Kemungkinan menarik yang sama ada untuk PCOS. Sudah diketahui bahwa PCOS berhubungan erat dengan resistensi insulin. Seperti yang telah saya bantah berkali-kali, hiperinsulinemia dan resistensi insulin hanyalah satu dan penyakit yang sama. Kadar insulin yang tinggi akan mendorong pertumbuhan sel. Ini adalah penyakit dengan pertumbuhan yang berlebihan, dimana insulin, sebagai sensor nutrisi membuatnya semakin buruk. Pada wanita usia subur, sel yang paling cepat berkembang adalah ovarium, sehingga lingkungan hormonal mendorong pertumbuhan kista ini secara berlebihan di indung telur. Dengan puasa, atau penurunan berat badan lainnya, seperti diet LCHF, misalnya, penurunan insulin membantu menurunkan berat badan, tapi juga membalikkan PCOS dalam banyak kasus.
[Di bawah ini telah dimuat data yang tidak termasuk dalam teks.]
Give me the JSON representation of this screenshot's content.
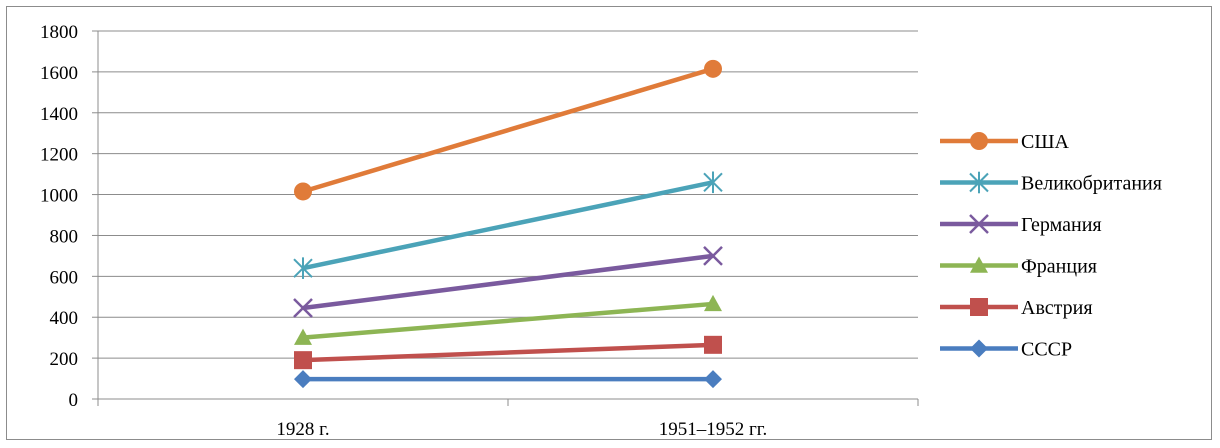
{
  "chart_data": {
    "type": "line",
    "categories": [
      "1928 г.",
      "1951–1952 гг."
    ],
    "ylim": [
      0,
      1800
    ],
    "yticks": [
      0,
      200,
      400,
      600,
      800,
      1000,
      1200,
      1400,
      1600,
      1800
    ],
    "grid": true,
    "legend_position": "right",
    "series": [
      {
        "name": "США",
        "values": [
          1015,
          1615
        ],
        "color": "#e07b39",
        "marker": "circle"
      },
      {
        "name": "Великобритания",
        "values": [
          640,
          1060
        ],
        "color": "#4ba3b8",
        "marker": "asterisk"
      },
      {
        "name": "Германия",
        "values": [
          445,
          700
        ],
        "color": "#7a5a9e",
        "marker": "cross"
      },
      {
        "name": "Франция",
        "values": [
          300,
          465
        ],
        "color": "#8db554",
        "marker": "triangle"
      },
      {
        "name": "Австрия",
        "values": [
          190,
          265
        ],
        "color": "#c0504d",
        "marker": "square"
      },
      {
        "name": "СССР",
        "values": [
          97,
          97
        ],
        "color": "#4a7dbf",
        "marker": "diamond"
      }
    ]
  }
}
Hyperinsulinemia tampaknya meningkatkan efek hormon luteinizing (LH) untuk meningkatkan produksi androgen (testosteron) yang menghasilkan banyak efek klinis PCOS. Selain itu, insulin menurunkan Hormon Binding Globulin (SHBG) yang meningkatkan jumlah testosteron bebas dalam darah yang meningkatkan gejala maskulin (pertumbuhan rambut dll.)

Yang terlihat pada PCOS an interesting hypothesis. Meskipun ini adalah hipotesis yang menarik, hanya ada sedikit data untuk menunjukkan apakah pendekatan ini akan berhasil. Namun, mengingat berpuasa memiliki risiko rendah, rasanya masuk akal untuk mencoba ini, iya nggak sih?